What are Payment Profiles?
You use Payment Profiles (PYP) to define the criteria by which transactions can be selected for payment in Payment Run (PYR), or for collection in Payment Collection Run (PYC).
If your requirements are very straightforward, you may only require a single payment profile for your payment runs, and another single profile for your payment collection runs. These profiles might simply select all transactions due up to a selected date, for all your creditor/payables, debtor/receivables and client accounts.
However, in practice, you will probably develop several different payment profiles that select transactions using more complex selection criteria. There are a large number of parameters and selection criteria available on a payment profile to allow you to select exactly the accounts and transactions you want to pay. This enables you to manage and maximize your cash flow.

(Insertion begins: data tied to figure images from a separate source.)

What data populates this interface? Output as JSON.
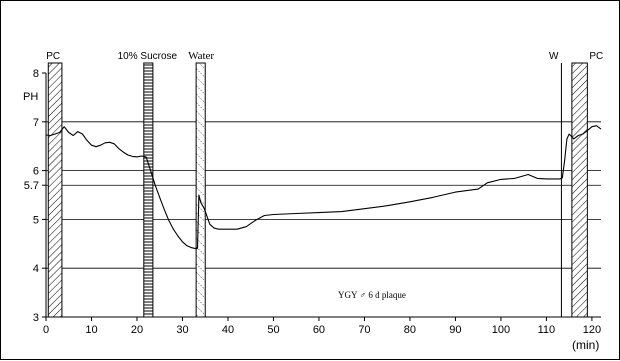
{
  "chart_data": {
    "type": "line",
    "ylabel": "PH",
    "xunit": "(min)",
    "xlim": [
      0,
      122
    ],
    "ylim": [
      3,
      8
    ],
    "xticks": [
      0,
      10,
      20,
      30,
      40,
      50,
      60,
      70,
      80,
      90,
      100,
      110,
      120
    ],
    "yticks": [
      {
        "value": 3,
        "label": "3"
      },
      {
        "value": 4,
        "label": "4"
      },
      {
        "value": 5,
        "label": "5"
      },
      {
        "value": 5.7,
        "label": "5.7"
      },
      {
        "value": 6,
        "label": "6"
      },
      {
        "value": 7,
        "label": "7"
      },
      {
        "value": 8,
        "label": "8"
      }
    ],
    "gridlines": [
      4,
      5,
      5.7,
      6,
      7
    ],
    "annotation": "YGY ♂   6 d plaque",
    "markers": [
      {
        "label": "PC",
        "start": 0.5,
        "end": 3.5,
        "pattern": "diagonal"
      },
      {
        "label": "10% Sucrose",
        "start": 21.5,
        "end": 23.5,
        "pattern": "horizontal"
      },
      {
        "label": "Water",
        "start": 33.0,
        "end": 35.0,
        "pattern": "dotted-diagonal"
      },
      {
        "label": "W",
        "start": 113.3,
        "end": 114.0,
        "pattern": "line"
      },
      {
        "label": "PC",
        "start": 115.6,
        "end": 119.0,
        "pattern": "diagonal"
      }
    ],
    "series": [
      {
        "points": [
          [
            0,
            6.73
          ],
          [
            1,
            6.72
          ],
          [
            2,
            6.75
          ],
          [
            3,
            6.78
          ],
          [
            4,
            6.9
          ],
          [
            5,
            6.78
          ],
          [
            6,
            6.72
          ],
          [
            7,
            6.8
          ],
          [
            8,
            6.75
          ],
          [
            9,
            6.62
          ],
          [
            10,
            6.52
          ],
          [
            11,
            6.49
          ],
          [
            12,
            6.52
          ],
          [
            13,
            6.57
          ],
          [
            14,
            6.58
          ],
          [
            15,
            6.55
          ],
          [
            16,
            6.45
          ],
          [
            17,
            6.38
          ],
          [
            18,
            6.32
          ],
          [
            19,
            6.29
          ],
          [
            20,
            6.28
          ],
          [
            21,
            6.3
          ],
          [
            22,
            6.28
          ],
          [
            23,
            6.0
          ],
          [
            24,
            5.7
          ],
          [
            25,
            5.45
          ],
          [
            26,
            5.2
          ],
          [
            27,
            4.98
          ],
          [
            28,
            4.8
          ],
          [
            29,
            4.66
          ],
          [
            30,
            4.54
          ],
          [
            31,
            4.46
          ],
          [
            32,
            4.42
          ],
          [
            33,
            4.4
          ],
          [
            33.3,
            4.41
          ],
          [
            33.6,
            5.5
          ],
          [
            34.0,
            5.35
          ],
          [
            34.8,
            5.22
          ],
          [
            36,
            4.9
          ],
          [
            37,
            4.82
          ],
          [
            38,
            4.8
          ],
          [
            40,
            4.8
          ],
          [
            42,
            4.8
          ],
          [
            44,
            4.85
          ],
          [
            46,
            4.98
          ],
          [
            48,
            5.08
          ],
          [
            50,
            5.1
          ],
          [
            55,
            5.12
          ],
          [
            60,
            5.14
          ],
          [
            65,
            5.16
          ],
          [
            70,
            5.22
          ],
          [
            75,
            5.28
          ],
          [
            80,
            5.36
          ],
          [
            85,
            5.45
          ],
          [
            90,
            5.56
          ],
          [
            95,
            5.62
          ],
          [
            97,
            5.75
          ],
          [
            100,
            5.82
          ],
          [
            103,
            5.84
          ],
          [
            106,
            5.92
          ],
          [
            108,
            5.84
          ],
          [
            110,
            5.83
          ],
          [
            112,
            5.83
          ],
          [
            113.0,
            5.83
          ],
          [
            113.5,
            5.85
          ],
          [
            114.0,
            6.2
          ],
          [
            114.5,
            6.65
          ],
          [
            115,
            6.75
          ],
          [
            116,
            6.65
          ],
          [
            117,
            6.72
          ],
          [
            118,
            6.75
          ],
          [
            119,
            6.82
          ],
          [
            120,
            6.9
          ],
          [
            121,
            6.92
          ],
          [
            122,
            6.85
          ]
        ]
      }
    ]
  }
}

For example, you might create a profile that includes a number of currencies, all of which are paid from, or into, the same bank or bank account. Another example might be to create a set of profiles that select transactions according to the account priority to select high, medium or low priority suppliers or customers in different payment runs.
Another advantage of defining various payment profiles is that when Payment Run or Payment Collection Run is used for a particular profile, the resulting payments file acquires a code which is unique to the profile. See What is the Payment File?
When you define a payment profile you can pick up to five selection criteria to be used as run time criteria. For example, you may want to enter the range of accounts to be considered for payment at run time, rather than setting a predefined range in the profiles.
Payment profiles are defined using Payment Profiles (PYP). The same form is used to define the profiles for a Payment Run and a Payment Collection Run. However, one of the profile options identifies whether the profile is to be used for a Payment Run or a Payment Collection Run.